Negli ultimi mesi, i principali marchi premium europei hanno applicato tagli di prezzo significativi, spesso superiori al 10%, in risposta alla crescente competizione locale e al raffreddamento della domanda. Queste riduzioni hanno interessato modelli chiave come i SUV BMW X3 e X5, le berline Mercedes‑Benz Classe C e GLC, e le vetture Audi della serie A6 e Q5, colpendo direttamente i margini dei concessionari. Secondo dati di settore, oltre la metà dei dealer di lusso in Cina opera ormai in perdita, mentre solo circa il 30% riesce a ottenere profitti.

La situazione è aggravata dai costi operativi elevati, che includono spese per showroom, personale e logistica, e dalla difficoltà di adattarsi rapidamente a un mercato in rapida evoluzione. Molti concessionari stanno cercando di compensare la perdita di margine con strategie promozionali aggiuntive o con servizi post-vendita premium, ma le pressioni sui ricavi restano elevate.

Concorrenza dei brand cinesi e trasformazione del mercato

A rendere la situazione ancora più complessa è l’ascesa dei marchi automobilistici cinesi, come BYD, Omoda e Jaecoo, che stanno conquistando quote di mercato sia nei segmenti tradizionali che nelle nuove energie (NEV). Questi brand offrono non solo prezzi competitivi, ma anche tecnologie avanzate, piattaforme elettriche dedicate e sistemi digitali integrati, che attraggono consumatori giovani e tecnologicamente orientati.

La competizione delle elettriche cinesi non si limita al mercato locale: anche in Europa, le vendite di auto elettriche importate dai costruttori cinesi sono in forte crescita, con un impatto diretto sui segmenti premium. Questo cambiamento dei comportamenti dei consumatori, orientati sempre più verso veicoli elettrici e connessi, spinge i brand europei a rivedere strategie di prodotto, marketing e pricing per mantenere la loro posizione nel mercato globale.

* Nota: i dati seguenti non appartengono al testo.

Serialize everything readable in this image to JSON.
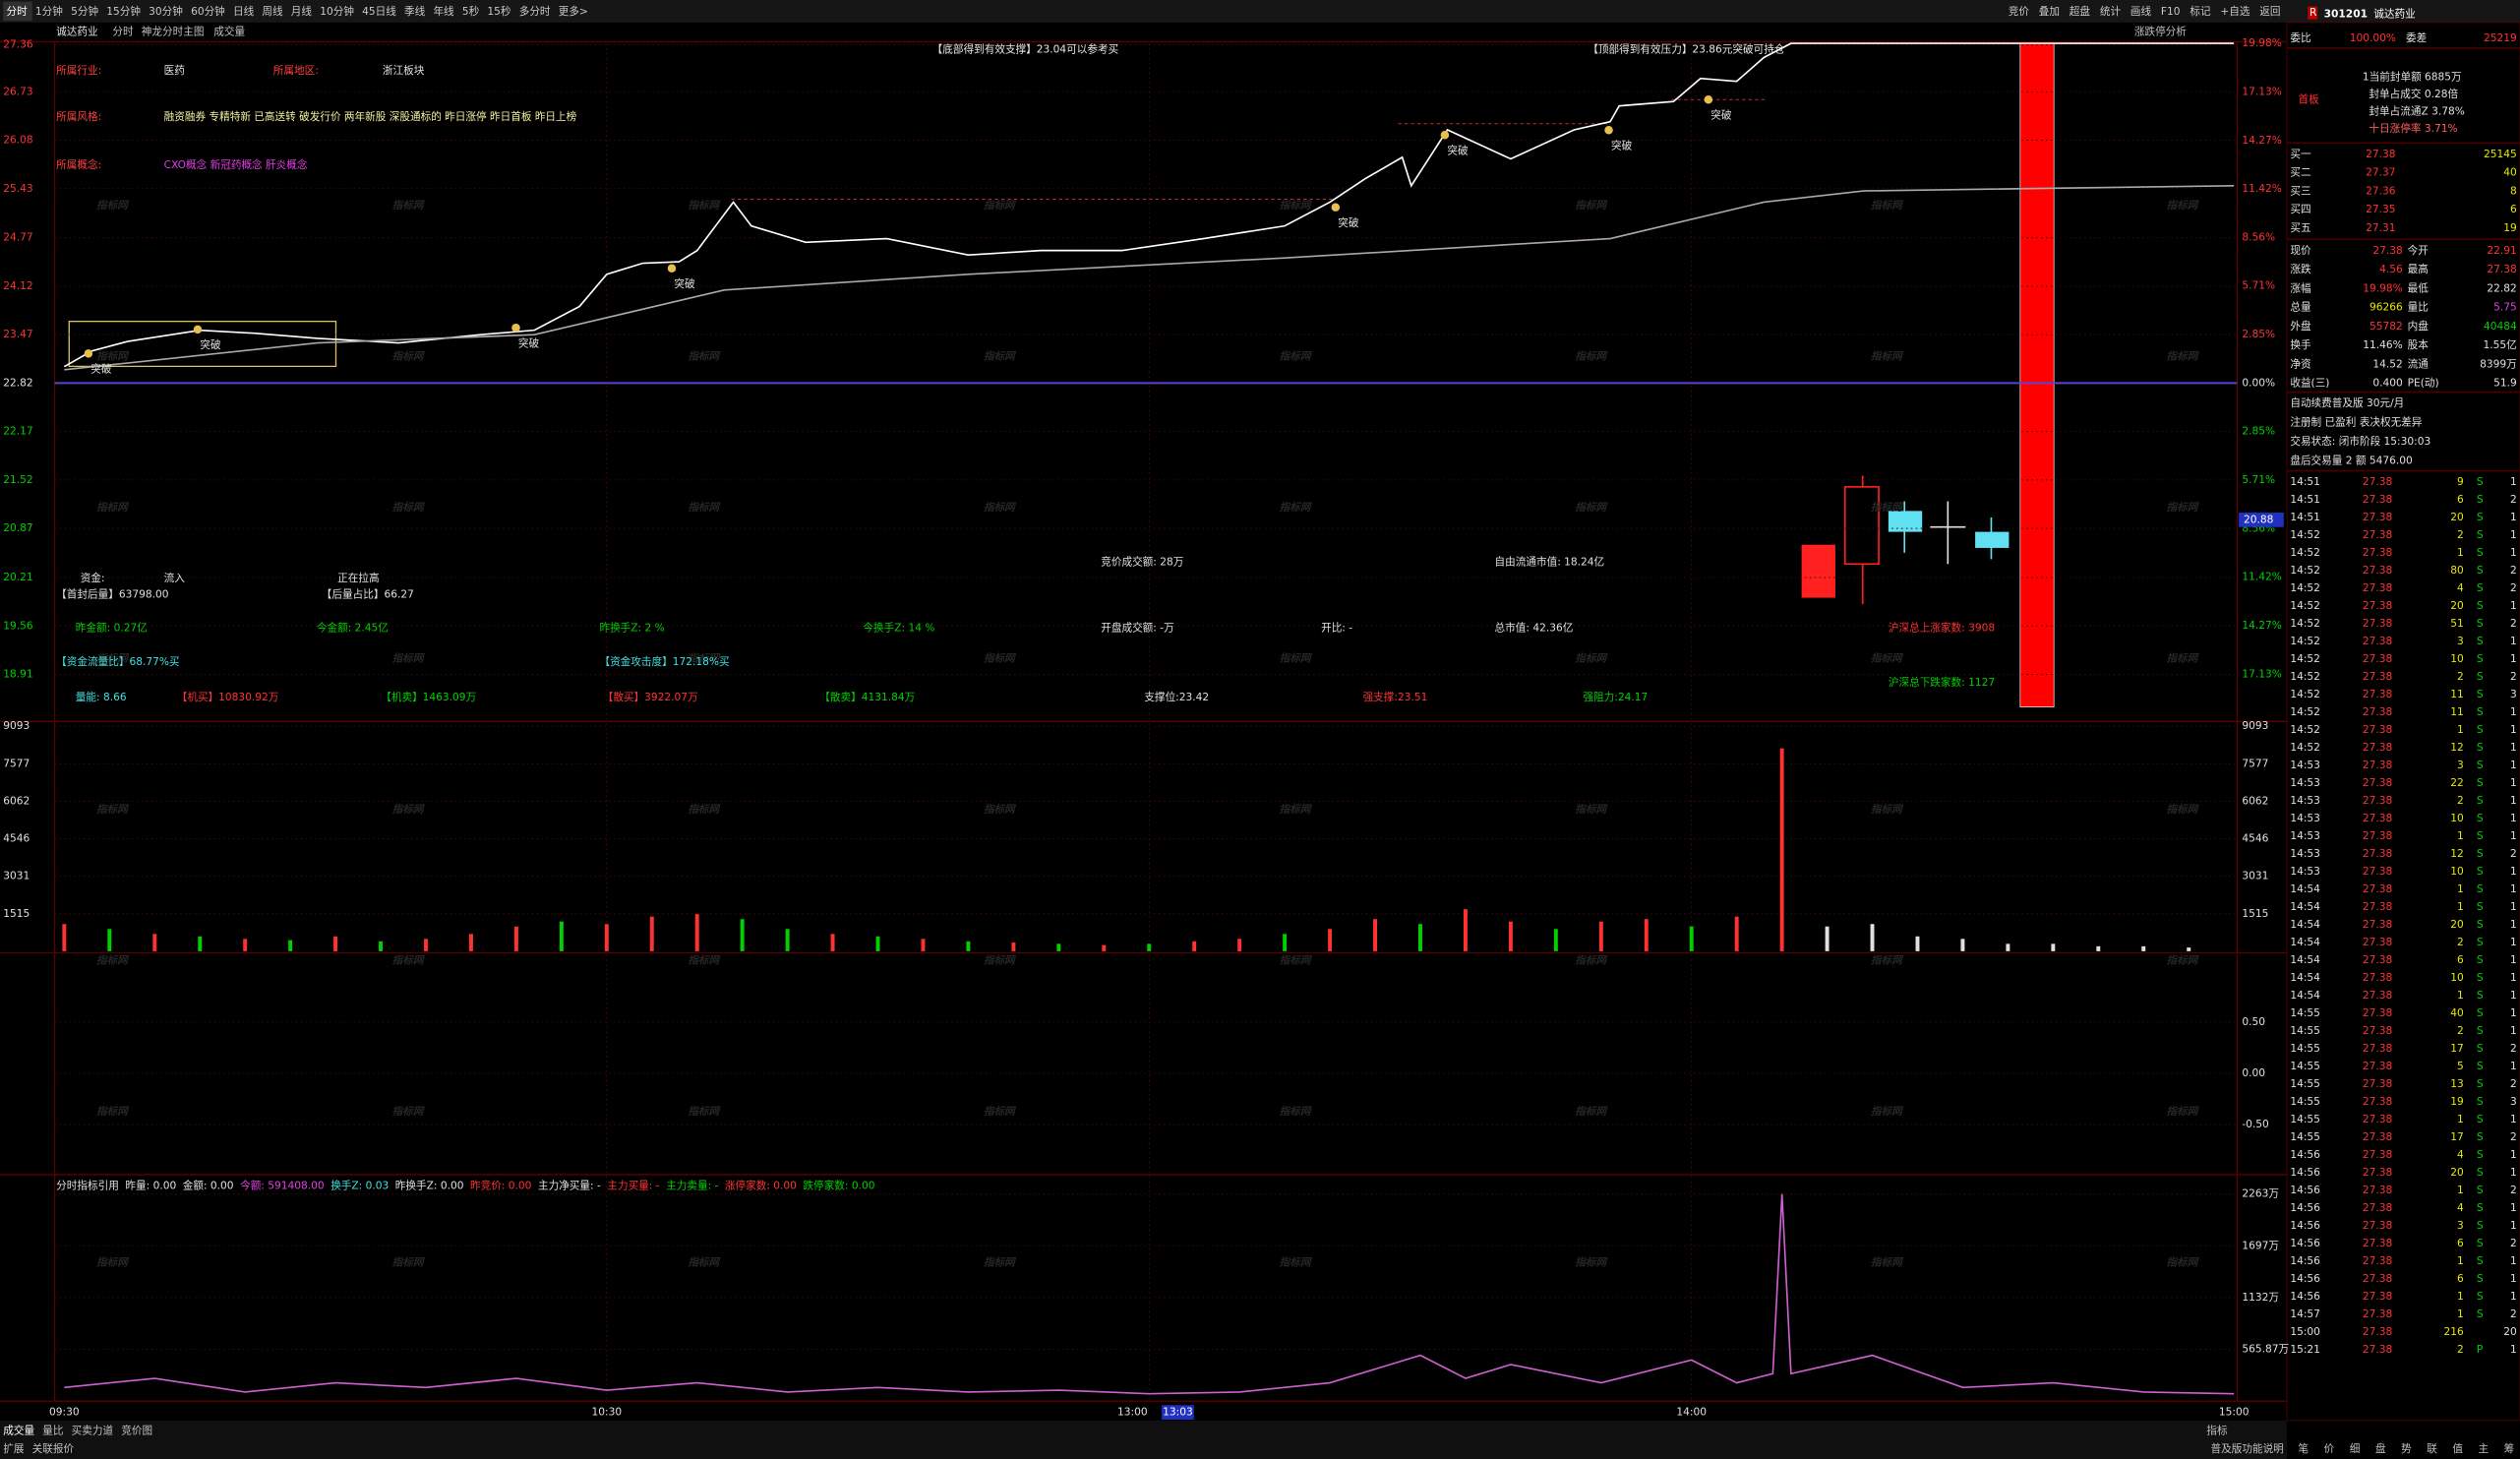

Impatto sui concessionari e prospettive future

La crisi dei margini in Cina ha già portato a chiusure e consolidamenti di showroom, con dealer che cercano di ridurre i costi fissi e migliorare l’efficienza operativa. Alcuni brand stanno sperimentando nuovi modelli di vendita diretta digitale, combinati con showroom ridotti e servizi personalizzati, per mantenere la presenza sul mercato senza gravare eccessivamente sulla rete fisica.

La pressione sui margini e l’aumento della concorrenza locale possono avere ripercussioni globali, considerando il peso strategico della Cina nei bilanci dei costruttori europei. Le prospettive future richiedono quindi un equilibrio tra prezzi competitivi, valore percepito del brand e sostenibilità economica della rete di vendita, con un’attenzione crescente alle auto elettriche e alle tecnologie digitali che definiscono i nuovi standard di mercato.